![]() |
Gambar Hanyalah Ilustrasi |
Kuningan RIN -
Pemerintah Daerah Kabupaten Kuningan Selasa 12 Agustus 2025. Telah terbitkan surat larangan penjualan lembar kerja siswa (LKS) di sekolah. yang ditujukan kepada kepala dinas pendidikan dan kebudayaan kabupaten Kuningan, dan kepala satuan pendidikan di Kuningan, melalui surat nomor : 400.3/2603/Disdikbud. Dengan telah di terbitkannya surat larangan tersebut oleh Dr.H.Dian Rachmat Yanuar M.Si. Bupati Kuningan selaku pimpinan daerah yang memiliki tanggung jawab dalam dunia pendidikan. Dipastikan dapat tercapainya dunia pendidikan yang berkualitas di kabupaten Kuningan.

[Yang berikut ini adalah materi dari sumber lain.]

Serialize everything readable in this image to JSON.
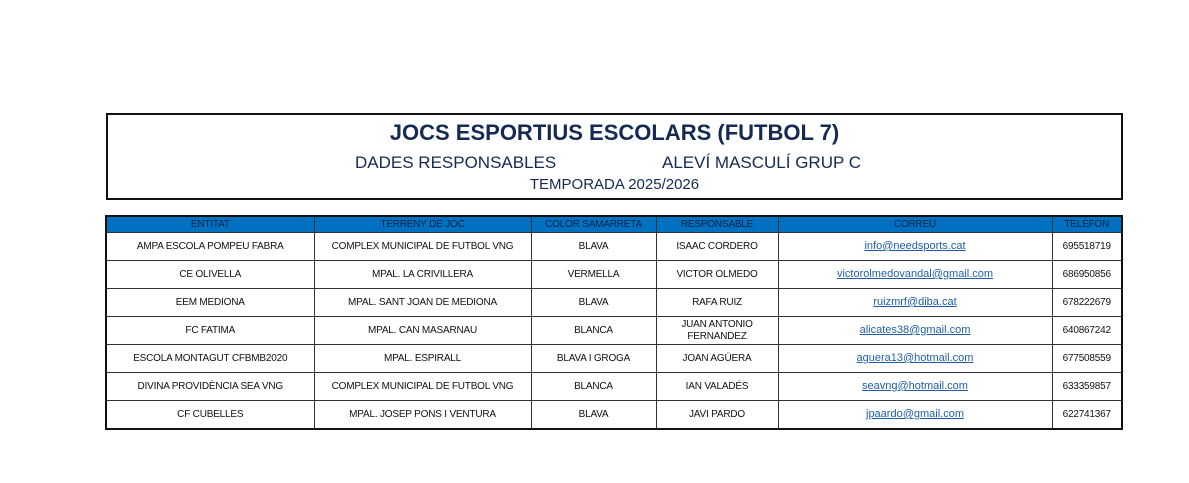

Hal tersebut di utarakan Manap Suharnap ketua Gibas Resort Kabupaten Kuningan Jawabarat menjawab pertanyaan wartawan,Selasa kemarin (12/8/2025)
Menurut manap, keberhasilan pembangunan pendidikan di suatu daerah sangat bergantung pada komitmen dan kinerja bupati dalam menjalankan tugas dan wewenangnya. Lebih lanjut Manap memaparkan bahwa Bupati memiliki wewenang untuk mengawasi dan mengevaluasi penyelenggaraan pendidikan di semua tingkatan, mulai dari PAUD hingga pendidikan menengah.
"Bupati memastikan terlaksananya standar pendidikan yang berkualitas, juga bertanggung jawab dalam menangani berbagai masalah pendidikan, seperti pungutan liar (pungli), diskriminasi, dan praktik tidak sehat lainnya yang dapat menghambat kemajuan pendidikan," katanya Manap seperti di lansir dari media Edukadi.com
Menegaskan Manap " keberhasilan Bupati dalam melaksanakan tugas dan wewenangnya pada penyelenggaraan dunia pendidikan tentunya harus didukung juga oleh dinas pendidikan dan kebudayaan selaku liding sektor pendidikan pemerintah daerah beserta seluruh kepala satuan pendidikan," ujarnya
Manap menambahkan "dengan telah diterbitkan surat larangan penjualan buku /LKS di sekolah oleh Bupati. Hal tersebut harus menjadi perhatian dan pedoman tentang tidak di benarkannya praktik bisnis penjualan LKS yang melibatkan pihak sekolah apapun dalihnya. Selain itu kepala satuan pendidikan/kepala sekolah di semua jenjang untuk dapat tunduk dan patuh pada berbagai peraturan dan perundang- undangan yang berlaku, baik yang diterbitkan oleh pemerintah pusat maupun daerah. Seperti. Undang-undang Sistem Pendidikan Nasional (UU Sisdiknas) sebagai dasar hukum penyelenggaraan pendidikan di Indonesia.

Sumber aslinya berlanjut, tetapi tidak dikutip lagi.